Subject: File No. S7-19-04
From: Jim Durward

June 7, 2004

I have followed this comment thread for some time and I have the following comments:

General Re: David N. Feldman, Managing Partner
Feldman Weinstein LLP, June 3, 2004 comments.

Re: You could provide a 4-6 item list of these steps and suggest that a showing of any two or three of them would be sufficient for exemption. This list could include things like entering into a lease or purchase of real estate, employing management and/or Board members with specific experience in the intended business, conducting research and development activities, engaging in market research, purchasing or leasing equipment, etc. This exception could exempt absolute pure startups, which may be for the best in any event.

I support the writer with the exception of the last sentence which is a judgment call. Who is to say what is for the best in any event? My understanding is that the SECs mandate is based on full, plain, and true disclosure, not on the judgment of what represents good or bad business potential. Unless the SEC is willing to accept investor liability for causing a company to act in a certain manner, the SEC should not be involved in determining what represents a good investment.

Re: My second concern with the no business plan definition is that some have attempted to put a stakeholder small business in a public entity to avoid meeting the definition of blank check company, or as I am suggesting, public shell. There are several ways to deal with this. First, I suggest you consider public shell status if the only operating business is one that traditionally has virtually no likelihood of growing beyond its current status, such as a barber shop or small consulting firm.

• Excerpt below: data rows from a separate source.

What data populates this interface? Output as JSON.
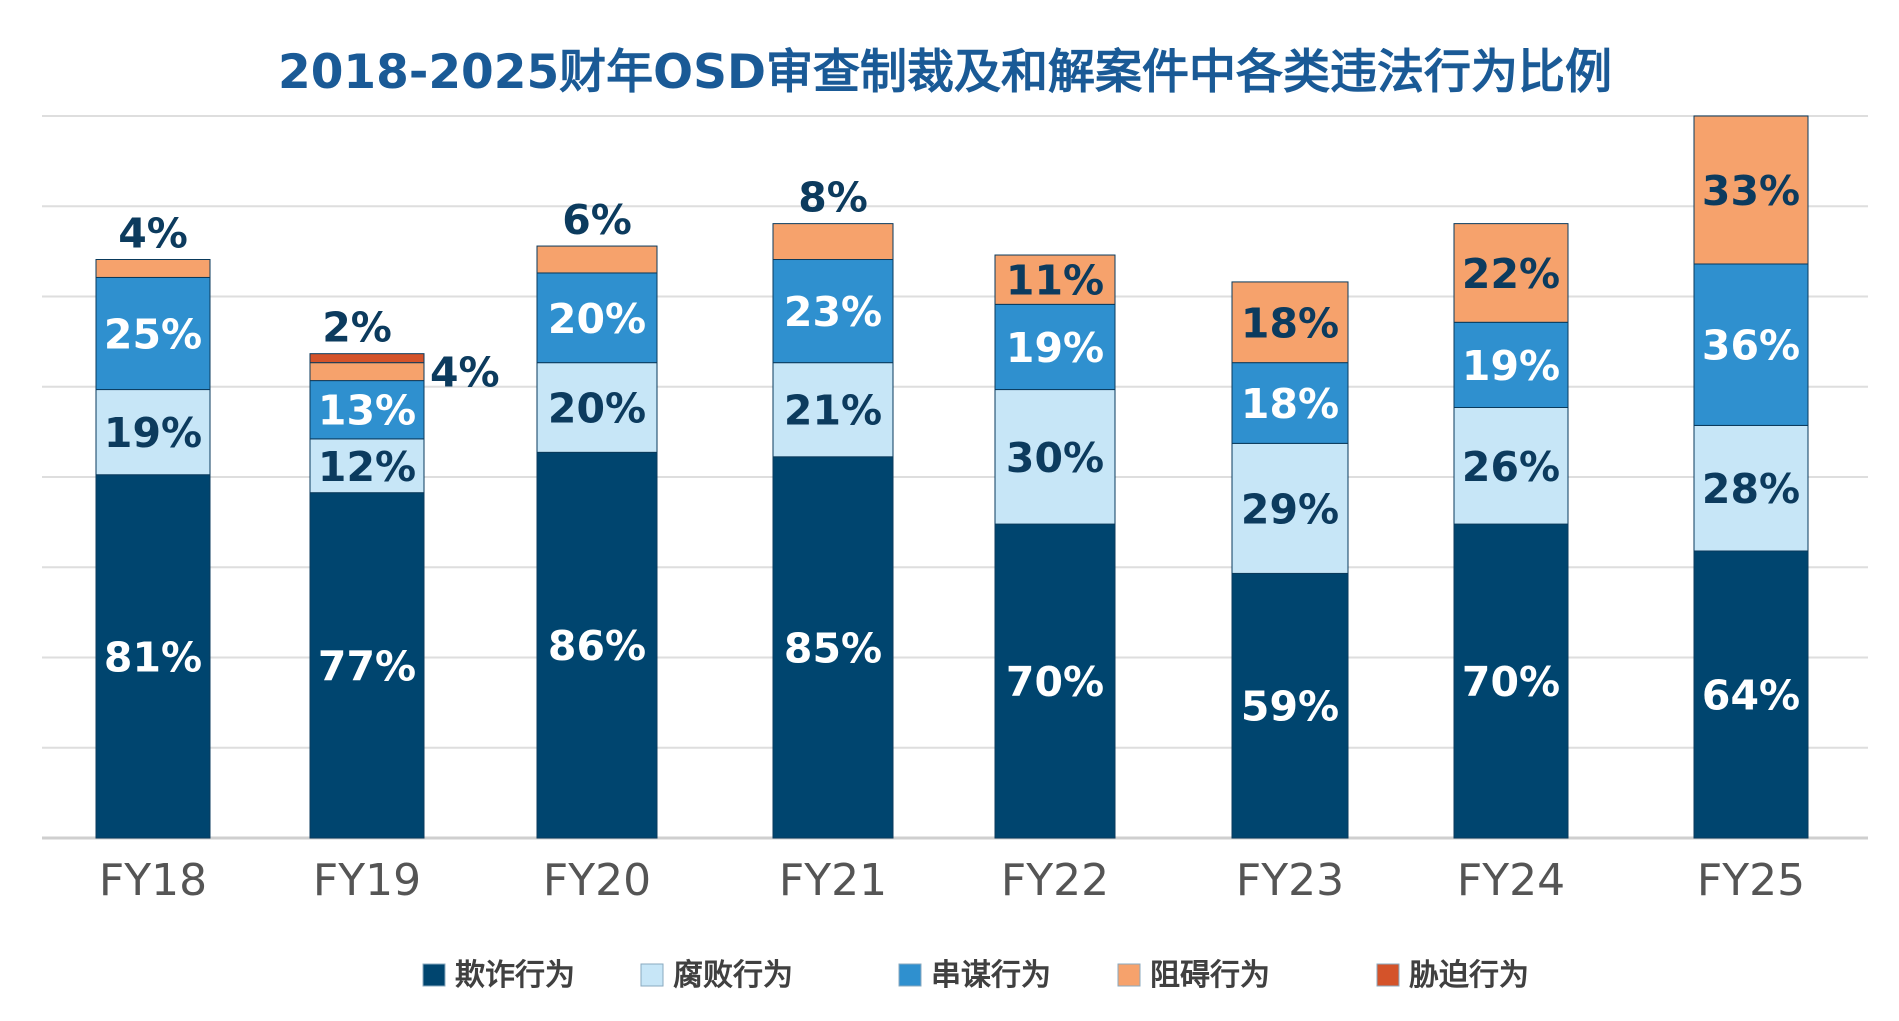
{
  "chart_data": {
    "type": "bar",
    "stacked": true,
    "title": "2018-2025财年OSD审查制裁及和解案件中各类违法行为比例",
    "categories": [
      "FY18",
      "FY19",
      "FY20",
      "FY21",
      "FY22",
      "FY23",
      "FY24",
      "FY25"
    ],
    "series": [
      {
        "name": "欺诈行为",
        "color": "#00456f",
        "label_color": "#ffffff",
        "values": [
          81,
          77,
          86,
          85,
          70,
          59,
          70,
          64
        ]
      },
      {
        "name": "腐败行为",
        "color": "#c7e6f7",
        "label_color": "#0c3b5e",
        "values": [
          19,
          12,
          20,
          21,
          30,
          29,
          26,
          28
        ]
      },
      {
        "name": "串谋行为",
        "color": "#2f90cf",
        "label_color": "#ffffff",
        "values": [
          25,
          13,
          20,
          23,
          19,
          18,
          19,
          36
        ]
      },
      {
        "name": "阻碍行为",
        "color": "#f6a26c",
        "label_color": "#0c3b5e",
        "values": [
          4,
          4,
          6,
          8,
          11,
          18,
          22,
          33
        ]
      },
      {
        "name": "胁迫行为",
        "color": "#d4532a",
        "label_color": "#0c3b5e",
        "values": [
          0,
          2,
          0,
          0,
          0,
          0,
          0,
          0
        ]
      }
    ],
    "value_labels": [
      [
        "81%",
        "19%",
        "25%",
        "4%",
        ""
      ],
      [
        "77%",
        "12%",
        "13%",
        "4%",
        "2%"
      ],
      [
        "86%",
        "20%",
        "20%",
        "6%",
        ""
      ],
      [
        "85%",
        "21%",
        "23%",
        "8%",
        ""
      ],
      [
        "70%",
        "30%",
        "19%",
        "11%",
        ""
      ],
      [
        "59%",
        "29%",
        "18%",
        "18%",
        ""
      ],
      [
        "70%",
        "26%",
        "19%",
        "22%",
        ""
      ],
      [
        "64%",
        "28%",
        "36%",
        "33%",
        ""
      ]
    ],
    "ylim": [
      0,
      161
    ],
    "grid": true,
    "legend_position": "bottom",
    "xlabel": "",
    "ylabel": ""
  }
}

While the comment appears well intentioned, once again business judgments are being made. McDonalds started as a single burger shop. Apple started in a garage. Both of these businesses had no initial applicable management experience. There are nationwide haircutting franchise operations that started as single shops and consulting firms also have the potential of growing to international scale. Just because a company is small now does not mean it will always be small and to disallow the use of publicly-traded shares to grow the business simply goes against the whole idea of public companies. The idea here is to restrict the issuance of freely tradable shares in the absence of full disclosure and we should not forget that.

RE: Second, you should add the right for the Commission to take action against any promoter or group of related or affiliated parties who persistently puts small businesses into public companies and then effects reverse mergers immediately after which the small business is removed from the public company.

It appears the writer is no longer talking about Forms 8 but making a general comment. What happens in the case where a better opportunity comes along? As a businessman, I know that when a business is started up, the future is always uncertain and flexibility and the ability to act quickly are very important. Should the subject company be forced, by the SEC, to sit back and let opportunities pass to the detriment of the companys shareholders? As a venture capitalist and SB2 filer, I know that a common disclosed risk factor is that most US businesses fail within 5 years. What the writer appears to be suggesting is that if a business fails within a short time frame, and the venture capitalist who funded its startup allows it to merge with another company, that same venture capitalist should be subject to an SEC prosecution. I cannot agree with this and I dont think the SEC should either.

Recommended action: If Forms S-8/8-K are to be used, the issuer must have a minimum revenue base of 100,000.

For all other companies require the filing of a registration statement to provide full disclosure to potential investors. Also require compliance with Mr. Feldmans suggestion regarding a required items list that would demonstrate that a business is bona-fide. Then let the investor decide with their own minds what they will or wont do.